Di seluruh Indonesia, dalam waktu beberapa bulan dari mulai Oktober 1965 sampai 3 bulan pertama 1966, menurut perkiraan umum ada sekitar 800 ribu sampai sejuta orang dibunuh dengan berbagai cara. Digorok, disiksa, dipenggali dan kepalanya ditancapkan pagar rumah korban, dibantai dan ditembaki secara massal, dibakar hidup-hidup bersama rumah dan kampungnya, dibuang ke jurang, sungai dan lautan. Tanah dan harta para anggota PKI atau golongan kiri pun dijarah dan dikuasai oleh tentara dan milisi-milisi ciptaannya macam KAMI, KAPI, KAPPI dst. Kebencian rasialpun dikobarkan. Kantor, sekolah, rumah, tanah dan daerah pertokoan yang dimiliki kaum etnis Tionghoa, baik yang tergabung dalam BAPERKI atau tidak, direbut kemudian diduduki sebagai markas tentara, rumah Jendral, kantor Golkar atau markas milisi Orba, sampai sekarang. Puluhan ribu orang dipekerjakan di Pulau Buru dan Nusakambangan, memenuhi kebutuhan hidup mereka sebagai orang buangan, dan kebutuhan para perampok kehidupan mereka.

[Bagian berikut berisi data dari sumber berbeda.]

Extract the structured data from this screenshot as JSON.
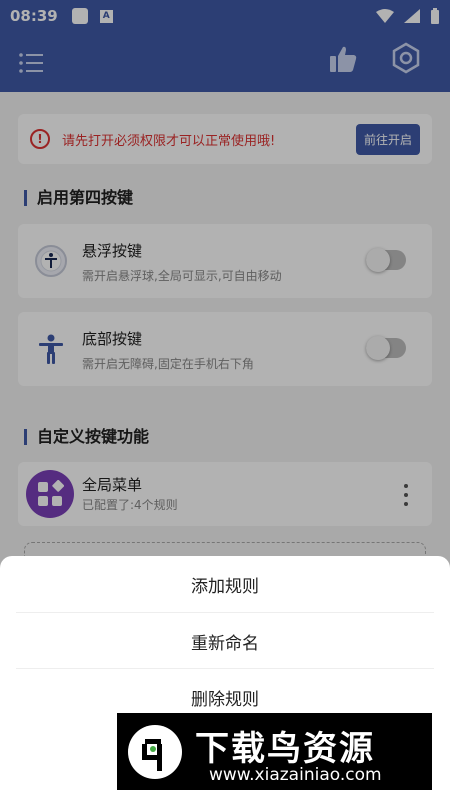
{
  "status_bar": {
    "time": "08:39",
    "a_badge": "A"
  },
  "app_bar": {
    "icons": [
      "menu-icon",
      "thumbs-up-icon",
      "gear-icon"
    ]
  },
  "warning": {
    "text": "请先打开必须权限才可以正常使用哦!",
    "button": "前往开启"
  },
  "section_fourth_key": {
    "title": "启用第四按键"
  },
  "float_key": {
    "title": "悬浮按键",
    "desc": "需开启悬浮球,全局可显示,可自由移动",
    "enabled": false
  },
  "bottom_key": {
    "title": "底部按键",
    "desc": "需开启无障碍,固定在手机右下角",
    "enabled": false
  },
  "section_custom": {
    "title": "自定义按键功能"
  },
  "rule_item": {
    "title": "全局菜单",
    "subtitle": "已配置了:4个规则"
  },
  "sheet": {
    "items": [
      "添加规则",
      "重新命名",
      "删除规则"
    ]
  },
  "watermark": {
    "title": "下载鸟资源",
    "url": "www.xiazainiao.com"
  },
  "colors": {
    "primary": "#3f5aa6",
    "warning": "#dd3333",
    "avatar": "#7a3fb8"
  }
}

Setelah Pembunuhan Massal di desa-desa, aksi menggulingkan Bung Karno dilancarkan di kota-kota selama bulan Januari dan Februari. Di Jakarta, aksi-aksi mahasiswa yang kemudian dikenal dengan Angkatan ’66 berlanjut, menghujat Soekarno, menuntut pembubaran PKI dan pembubaran kabinet. Mereka mengatasnamakan “Amanat Penderitaan Rakyat”, sementara rakyat dianiaya dan dibunuhi di seluruh penjuru Indonesia. Dicetuskanlah TRITURA pada Januari 1966. Mereka yang tergabung dalam KAMI, KASI, KAPPI, Laskar ARH, dst., berdemonstrasi di siang hari, berpesta-pora di malam hari, dengan minuman keras dan kegiatan seksual bebas. Ketika Kolonel Sarwo Edhie Wibowo kembali dari tugas “pembersihan” di luar Jakarta, mereka mengadakan arak-arakan menyambut kedatangan Sang Penjagal. “3 juta orang telah dibantai,” katanya dengan bangga!

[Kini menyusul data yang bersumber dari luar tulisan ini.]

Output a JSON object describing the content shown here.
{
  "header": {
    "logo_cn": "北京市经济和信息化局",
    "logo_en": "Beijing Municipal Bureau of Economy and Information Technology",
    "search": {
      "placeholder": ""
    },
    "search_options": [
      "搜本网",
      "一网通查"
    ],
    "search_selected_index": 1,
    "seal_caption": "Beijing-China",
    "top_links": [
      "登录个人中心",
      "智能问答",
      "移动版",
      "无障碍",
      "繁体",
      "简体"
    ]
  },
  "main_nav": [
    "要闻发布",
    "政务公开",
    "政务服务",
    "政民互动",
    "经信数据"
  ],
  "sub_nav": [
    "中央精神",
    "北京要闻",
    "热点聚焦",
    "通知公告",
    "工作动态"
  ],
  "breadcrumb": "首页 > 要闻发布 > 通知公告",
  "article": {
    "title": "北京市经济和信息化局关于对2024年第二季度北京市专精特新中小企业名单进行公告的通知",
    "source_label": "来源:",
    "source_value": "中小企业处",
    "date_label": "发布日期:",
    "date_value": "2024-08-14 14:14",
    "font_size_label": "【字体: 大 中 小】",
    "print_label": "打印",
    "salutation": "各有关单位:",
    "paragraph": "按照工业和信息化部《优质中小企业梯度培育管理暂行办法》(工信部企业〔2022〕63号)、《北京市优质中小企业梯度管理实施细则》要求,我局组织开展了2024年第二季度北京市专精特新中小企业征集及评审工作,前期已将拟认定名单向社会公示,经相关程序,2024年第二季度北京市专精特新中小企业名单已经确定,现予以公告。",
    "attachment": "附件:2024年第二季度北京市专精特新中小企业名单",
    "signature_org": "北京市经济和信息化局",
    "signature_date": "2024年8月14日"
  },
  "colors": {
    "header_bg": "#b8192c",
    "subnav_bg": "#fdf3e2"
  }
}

Jarang yang tahu organisasi utama penggalang aksi-aksi ini, KAMI, dibentuk oleh tentara melalui tangan Menteri Pendidikan Brigjen. Sjarif Thajeb; bahwa untuk melancarkan aksi-aksi mereka, ada hubungan terus-menerus antara pimpinan-pimpinannya dengan Kepala Staf Kostrad, Brigjen. Kemal Idris; bahwa jaket-jaket kuning yang dibangga-banggakan para mahasiswa dibiayai oleh pemerintah AS, melalui orang-orang penghubung dengan CIA, melalui perusahaan-perusahaan Amerika di Indonesia. Tujuannya satu: gulingkan pemerintahan Soekarno demi masuknya modal asing ke Indonesia.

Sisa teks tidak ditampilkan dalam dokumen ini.